Three-dimensional imaging techniques, such as MR volumetry and digital breast tomosynthesis,
may yield similar information and potentially provide more accurate volume measurements.
However, the strength of quantifying breast tissue density from digital mammograms
is that these are inexpensive and widely available. A current limitation of the software
is the failure rate of around 8.5 % observed in this study, which may be improved
with future developments.
The results of our study are relevant both to the use of this method in longitudinal
studies and to the comparison of results obtained in different imaging centers, where
variations in imaging technique cannot be fully avoided. The lack of reader interaction
and the avoidance of intra-rater variability represent notable advantages over alternative
breast density assessment approaches. It should be noted that the high reproducibility
(precision) of this method does not allow assumptions about its accuracy, i. e. the
closeness of the software result to the true breast composition. While a highly accurate
measurement would be highly reproducible, high reproducibility does not prove high
accuracy. However, the high reproducibility of this algorithm means that changes in
breast density over time will be detected with much higher precision by volumetric
assessment than by visual assessment.
The major limitation of our study is the long interval between consecutive mammography
examinations in the same patients. While 1 – 2 years is the minimum interval for performing
serial mammography after an initial unremarkable mammogram, this is long enough for
changes in weight to occur and changes in hormone levels to manifest. The reproducibility
found in this study, therefore, very likely represents an underestimate.

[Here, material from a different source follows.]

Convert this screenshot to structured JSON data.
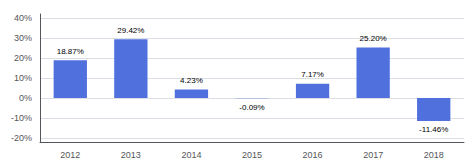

In conclusion, volumetric breast density measurement is highly reproducible in serial
mammograms in a routine clinical setting. The performance significantly exceeds the
reproducibility of visual assessment by human readers. The method appears robust with
respect to variations in breast compression. Given the lack of reader interaction
and the avoidance of intra- and inter-rater variability, this method is a useful tool
for longitudinal studies of breast density and for the quantification of breast density
for breast cancer risk stratification.